Provea y la Carta Democrática

Marino Alvarado | En el año 2002 cuando se produjo el Golpe de Estado contra el Ex presidente Chávez, la organización Programa Venezolano de Educación Acción en Derechos Humanos (Provea) solicitó a la Organización de Estados Americanos (OEA) que se aplicara la Carta Democrática.

El día 12 de abril de ese año expresó: Llamamos a la Comunidad Gubernamental Interamericana a tomar posición ante la crisis institucional que vive Venezuela, en aplicación del Artículo 19 de la Carta Democrática Interamericana que plantea la condena de “la ruptura del orden constitucional  que afecte gravemente el orden democrático” de los Estados Miembros, al tiempo que llamamos a los gobiernos democráticos del continente a solicitar la convocatoria inmediata del Consejo Permanente de la Organización de Estados Americanos (OEA), en virtud de la aplicación del artículo 20 de la referida Carta, para que dicha instancia pueda “realizar una apreciación colectiva de la situación y adoptar las decisiones que estime conveniente.

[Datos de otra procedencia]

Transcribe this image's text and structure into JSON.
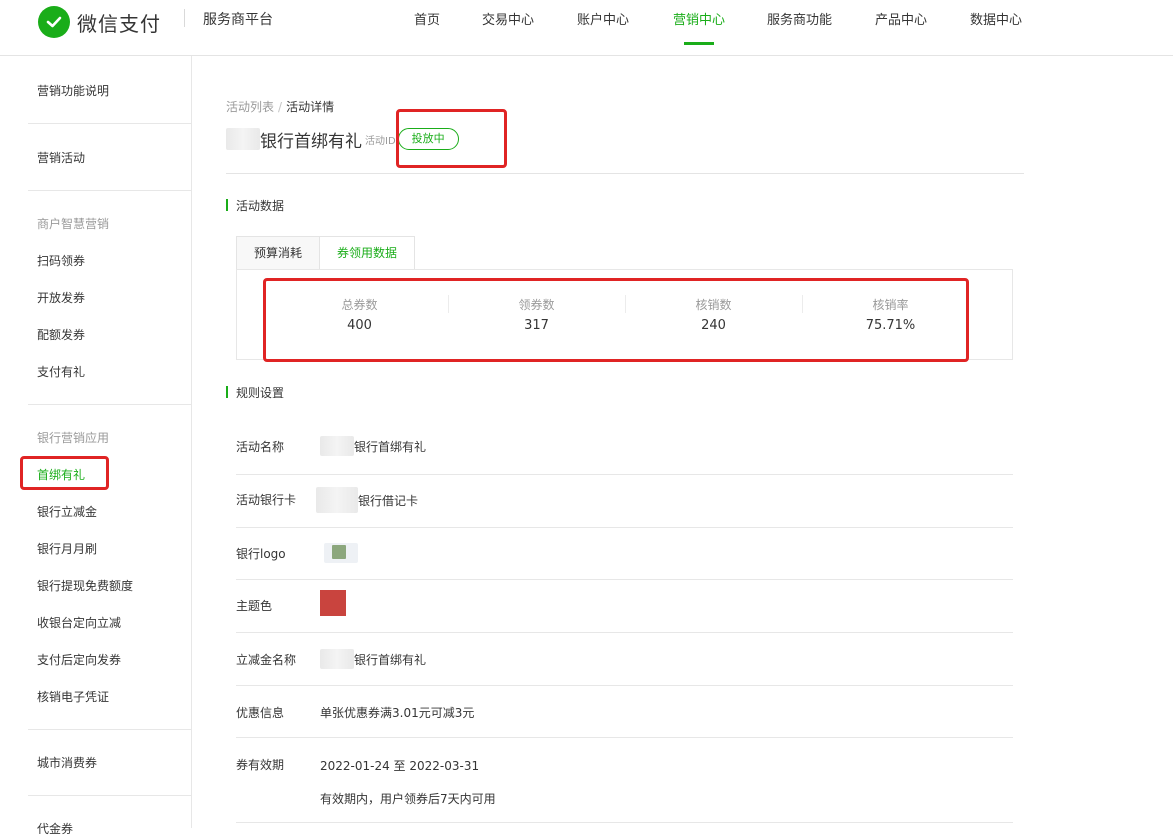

Esa posición coherente con la defensa de la democracia y con el respeto a la voluntad popular, mereció el reconocimiento de importantes líderes de quienes hoy están en el gobierno. Una respuesta rápida y sin titubeos frente a una situación que ameritaba firmeza pese a los riesgos que ello implicaba por la represión que los golpistas desataban en esos momentos.  Esa posición fue ratificada  el 13 de abril ante distintos medios de comunicación nacionales e internacionales.

Nadie de los líderes políticos que apoyaban al presidente Chávez se atrevió a decir que esa posición de Provea significaba traición a la patria o era unos vendidos al imperialismo o cómplices de una intervención extranjera.

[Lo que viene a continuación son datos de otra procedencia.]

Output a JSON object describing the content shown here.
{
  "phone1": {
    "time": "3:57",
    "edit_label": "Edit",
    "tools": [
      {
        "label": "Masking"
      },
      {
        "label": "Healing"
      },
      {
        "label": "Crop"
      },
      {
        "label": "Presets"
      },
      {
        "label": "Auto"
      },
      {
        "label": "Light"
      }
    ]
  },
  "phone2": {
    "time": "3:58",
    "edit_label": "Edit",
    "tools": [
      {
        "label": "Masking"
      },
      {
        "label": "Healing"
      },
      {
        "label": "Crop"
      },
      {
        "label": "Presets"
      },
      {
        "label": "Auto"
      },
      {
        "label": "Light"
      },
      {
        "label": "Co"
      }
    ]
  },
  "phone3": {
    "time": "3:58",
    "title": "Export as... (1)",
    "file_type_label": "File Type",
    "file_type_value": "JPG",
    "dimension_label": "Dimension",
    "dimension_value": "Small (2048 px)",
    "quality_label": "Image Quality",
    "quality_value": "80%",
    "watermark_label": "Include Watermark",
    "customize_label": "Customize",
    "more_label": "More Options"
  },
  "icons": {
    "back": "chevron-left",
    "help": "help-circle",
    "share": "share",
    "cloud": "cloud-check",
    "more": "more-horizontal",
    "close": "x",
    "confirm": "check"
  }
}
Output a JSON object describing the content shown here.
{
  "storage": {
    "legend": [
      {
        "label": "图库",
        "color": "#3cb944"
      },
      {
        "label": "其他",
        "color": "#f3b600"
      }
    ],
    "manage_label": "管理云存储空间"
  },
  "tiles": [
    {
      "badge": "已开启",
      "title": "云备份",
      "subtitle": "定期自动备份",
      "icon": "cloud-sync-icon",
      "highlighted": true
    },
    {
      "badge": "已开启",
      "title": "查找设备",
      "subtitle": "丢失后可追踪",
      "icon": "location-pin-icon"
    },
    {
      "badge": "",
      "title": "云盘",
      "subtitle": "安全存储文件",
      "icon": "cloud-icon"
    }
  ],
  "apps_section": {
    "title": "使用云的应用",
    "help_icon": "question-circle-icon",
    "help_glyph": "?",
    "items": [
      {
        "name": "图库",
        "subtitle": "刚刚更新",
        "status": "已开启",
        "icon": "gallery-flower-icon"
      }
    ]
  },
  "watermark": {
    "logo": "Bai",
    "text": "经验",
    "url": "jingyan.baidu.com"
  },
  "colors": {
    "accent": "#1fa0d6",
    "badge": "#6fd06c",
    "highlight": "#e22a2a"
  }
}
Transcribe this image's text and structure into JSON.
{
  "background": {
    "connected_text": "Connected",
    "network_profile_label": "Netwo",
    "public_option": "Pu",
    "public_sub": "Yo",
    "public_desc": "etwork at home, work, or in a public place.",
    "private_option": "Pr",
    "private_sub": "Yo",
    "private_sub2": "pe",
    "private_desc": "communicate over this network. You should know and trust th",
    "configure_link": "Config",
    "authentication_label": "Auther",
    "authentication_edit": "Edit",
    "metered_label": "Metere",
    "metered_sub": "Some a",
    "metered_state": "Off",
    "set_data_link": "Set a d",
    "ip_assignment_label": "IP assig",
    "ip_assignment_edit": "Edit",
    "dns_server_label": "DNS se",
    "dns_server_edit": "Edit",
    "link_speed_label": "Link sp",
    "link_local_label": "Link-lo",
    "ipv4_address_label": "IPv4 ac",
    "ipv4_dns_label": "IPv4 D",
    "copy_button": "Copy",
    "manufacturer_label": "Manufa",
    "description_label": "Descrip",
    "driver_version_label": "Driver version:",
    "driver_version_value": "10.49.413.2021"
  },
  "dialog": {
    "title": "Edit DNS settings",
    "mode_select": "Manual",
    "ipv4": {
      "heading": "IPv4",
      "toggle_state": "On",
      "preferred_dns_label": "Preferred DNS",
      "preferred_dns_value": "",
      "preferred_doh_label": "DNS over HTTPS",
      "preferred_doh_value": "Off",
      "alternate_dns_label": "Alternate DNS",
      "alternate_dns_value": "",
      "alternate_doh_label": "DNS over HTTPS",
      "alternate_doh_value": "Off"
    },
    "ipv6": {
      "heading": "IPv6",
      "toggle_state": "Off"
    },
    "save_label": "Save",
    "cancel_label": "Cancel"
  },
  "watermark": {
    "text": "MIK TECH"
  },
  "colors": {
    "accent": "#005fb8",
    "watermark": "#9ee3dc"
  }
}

Provea actuaba apegada a sus principios en defensa de los derechos humanos y la democracia. Solicitaba la aplicación de un instrumento internacional que el propio gobierno venezolano había ayudado a promover y que constituía un avance de las corrientes democráticas del Continente contra las prácticas autoritarias.

Siete años después, en 2009, cuando se produjo el Golpe de Estado contra el presidente Manuel Zelaya Provea, solidaria con el pueblo hondureño, indicó el 29 de junio de ese año lo siguiente:

“Urgimos a la OEA a aplicar sin vacilaciones los compromisos contraídos en la Carta Democrática Interamericana. Es impostergable que estos mecanismos institucionales de la comunidad internacional se pongan en marcha para que el pueblo y las instituciones hondureñas, con irrestricto apego al principio de no intervención, encuentren los cauces institucionales de los que la propia Honduras está dotada, para solventar la presente crisis política dentro del marco de las instituciones constitucionales.”

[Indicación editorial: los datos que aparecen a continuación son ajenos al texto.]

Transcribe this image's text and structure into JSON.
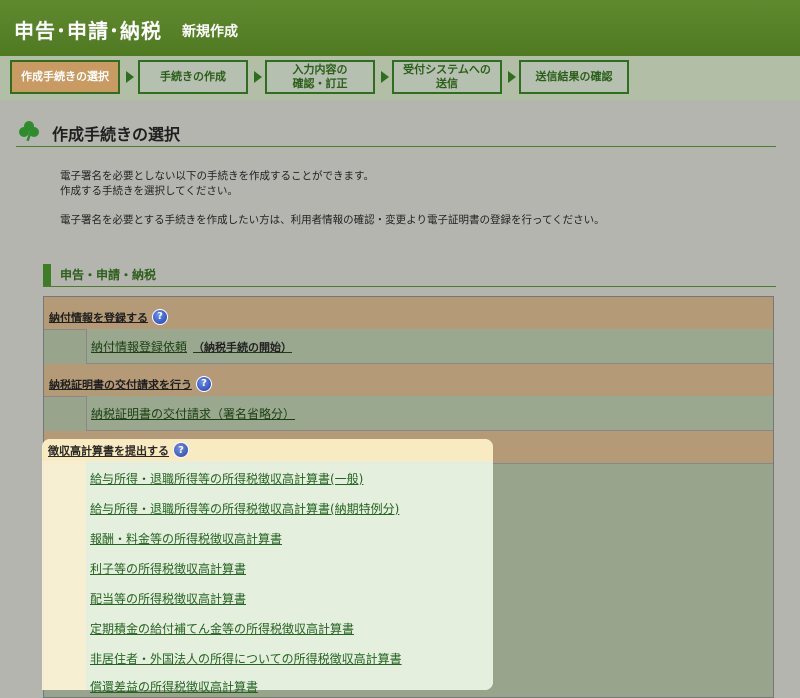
{
  "header": {
    "title": "申告･申請･納税",
    "subtitle": "新規作成"
  },
  "steps": [
    {
      "label": "作成手続きの選択"
    },
    {
      "label": "手続きの作成"
    },
    {
      "label": "入力内容の\n確認・訂正"
    },
    {
      "label": "受付システムへの\n送信"
    },
    {
      "label": "送信結果の確認"
    }
  ],
  "page": {
    "title": "作成手続きの選択",
    "desc1": "電子署名を必要としない以下の手続きを作成することができます。",
    "desc2": "作成する手続きを選択してください。",
    "desc3": "電子署名を必要とする手続きを作成したい方は、利用者情報の確認・変更より電子証明書の登録を行ってください。"
  },
  "section": {
    "title": "申告・申請・納税"
  },
  "categories": [
    {
      "label": "納付情報を登録する",
      "items": [
        {
          "label": "納付情報登録依頼",
          "note": "（納税手続の開始）"
        }
      ]
    },
    {
      "label": "納税証明書の交付請求を行う",
      "items": [
        {
          "label": "納税証明書の交付請求（署名省略分）"
        }
      ]
    },
    {
      "label": "徴収高計算書を提出する",
      "items": [
        {
          "label": "給与所得・退職所得等の所得税徴収高計算書(一般)"
        },
        {
          "label": "給与所得・退職所得等の所得税徴収高計算書(納期特例分)"
        },
        {
          "label": "報酬・料金等の所得税徴収高計算書"
        },
        {
          "label": "利子等の所得税徴収高計算書"
        },
        {
          "label": "配当等の所得税徴収高計算書"
        },
        {
          "label": "定期積金の給付補てん金等の所得税徴収高計算書"
        },
        {
          "label": "非居住者・外国法人の所得についての所得税徴収高計算書"
        },
        {
          "label": "償還差益の所得税徴収高計算書"
        }
      ]
    }
  ],
  "help_icon": "?",
  "colors": {
    "header": "#5a8630",
    "accent_green": "#2f6e1e",
    "active_step": "#c99a62"
  }
}
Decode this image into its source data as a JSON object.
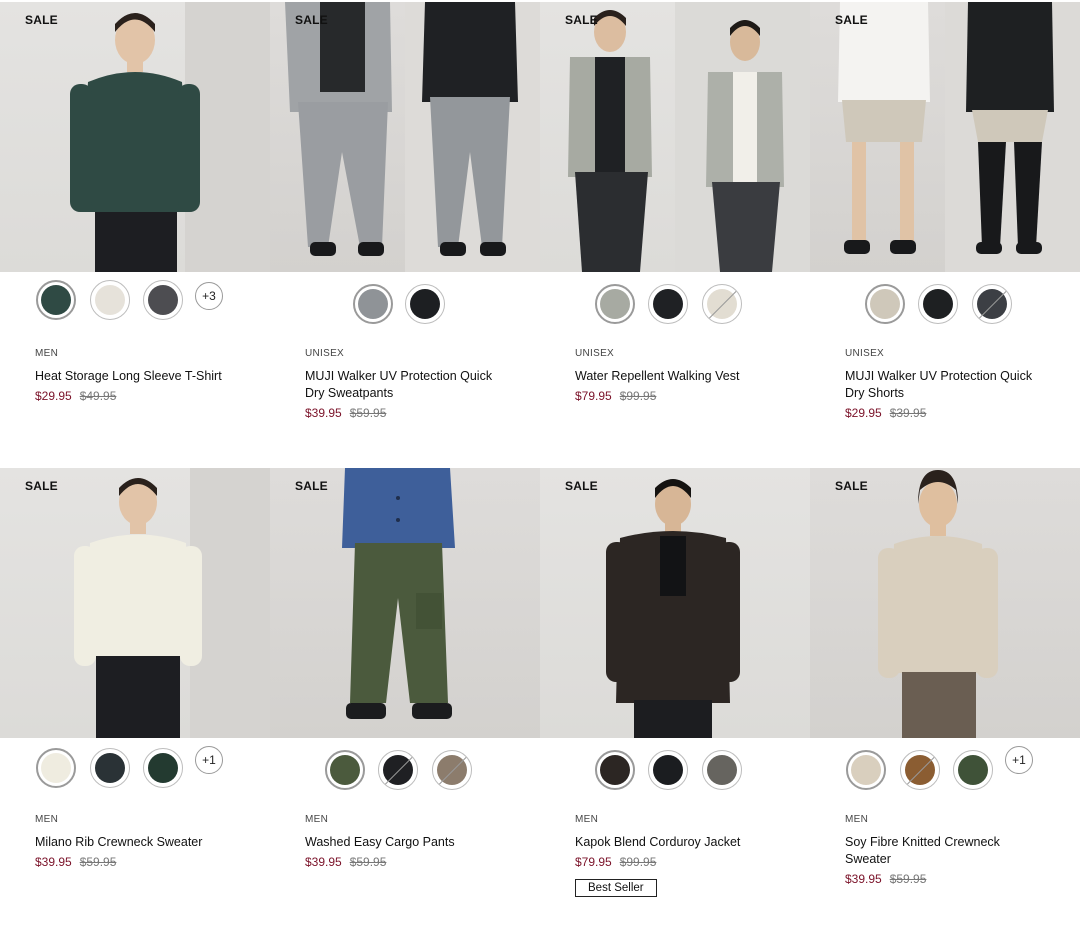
{
  "products": [
    {
      "sale": "SALE",
      "category": "MEN",
      "name": "Heat Storage Long Sleeve T-Shirt",
      "price": "$29.95",
      "was": "$49.95",
      "more": "+3",
      "swatches": [
        "#2f4a44",
        "#e6e2da",
        "#4d4d51"
      ]
    },
    {
      "sale": "SALE",
      "category": "UNISEX",
      "name": "MUJI Walker UV Protection Quick Dry Sweatpants",
      "price": "$39.95",
      "was": "$59.95",
      "more": "",
      "swatches": [
        "#8f9397",
        "#1d1f22"
      ]
    },
    {
      "sale": "SALE",
      "category": "UNISEX",
      "name": "Water Repellent Walking Vest",
      "price": "$79.95",
      "was": "$99.95",
      "more": "",
      "swatches": [
        "#a7aaa2",
        "#1f2124",
        "#e2ddd2"
      ]
    },
    {
      "sale": "SALE",
      "category": "UNISEX",
      "name": "MUJI Walker UV Protection Quick Dry Shorts",
      "price": "$29.95",
      "was": "$39.95",
      "more": "",
      "swatches": [
        "#cfc8ba",
        "#1e2022",
        "#3c3f44"
      ]
    },
    {
      "sale": "SALE",
      "category": "MEN",
      "name": "Milano Rib Crewneck Sweater",
      "price": "$39.95",
      "was": "$59.95",
      "more": "+1",
      "swatches": [
        "#efece0",
        "#2a3236",
        "#233a30"
      ]
    },
    {
      "sale": "SALE",
      "category": "MEN",
      "name": "Washed Easy Cargo Pants",
      "price": "$39.95",
      "was": "$59.95",
      "more": "",
      "swatches": [
        "#4b5a3d",
        "#1f2023",
        "#8c7c6c"
      ]
    },
    {
      "sale": "SALE",
      "category": "MEN",
      "name": "Kapok Blend Corduroy Jacket",
      "price": "$79.95",
      "was": "$99.95",
      "more": "",
      "badge": "Best Seller",
      "swatches": [
        "#2c2623",
        "#1b1d20",
        "#66645f"
      ]
    },
    {
      "sale": "SALE",
      "category": "MEN",
      "name": "Soy Fibre Knitted Crewneck Sweater",
      "price": "$39.95",
      "was": "$59.95",
      "more": "+1",
      "swatches": [
        "#d9cfbe",
        "#8b5d32",
        "#3f5238"
      ]
    }
  ]
}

Tal como ocurrió en el 2002 y en 2009 están dadas las condiciones para que a través de los procedimientos establecidos por la comunidad internacional se apliquen los artículos 19 y 20 de la Carta Democrática Interamericana.

En 2017, quince años después de haber solicitado a la OEA  por primera vez se activara la Carta Democrática, vuelve la organización de derechos humanos a solicitar su aplicación. Esta vez contra la ruptura del orden constitucional que lidera el presidente Nicolás Maduro. Tal como ocurrió en el 2002 y en 2009 están dadas las condiciones para que a través de los procedimientos establecidos por la comunidad internacional se apliquen los artículos 19 y 20 de la Carta Democrática Interamericana.

En los últimos días los mismos sectores que en pasado evaluaron como positiva la posición de Provea  ante esos dos hechos históricos que atentaban contra la democracia, desatan una campaña para tratar de desprestigiar e intimidar. No es de extrañar que en el marco del autoritarismo con la que se sostiene la dictadura en Venezuela esa campaña se intensifique.

Como bien lo viene expresando Provea no es tiempo de vacilaciones. Tras casi 30 años de defensa ininterrumpida y coherente en defensa de los derechos humanos y la democracia, tiempo en el cual cada gobierno de turno ha pretendido intimidar a esta organización y otras destacadas organizaciones de derechos humanos de Venezuela, hoy más que nunca seguirá firme acompañando a las víctimas de violaciones a sus derechos y enfrentando los abusos del Poder.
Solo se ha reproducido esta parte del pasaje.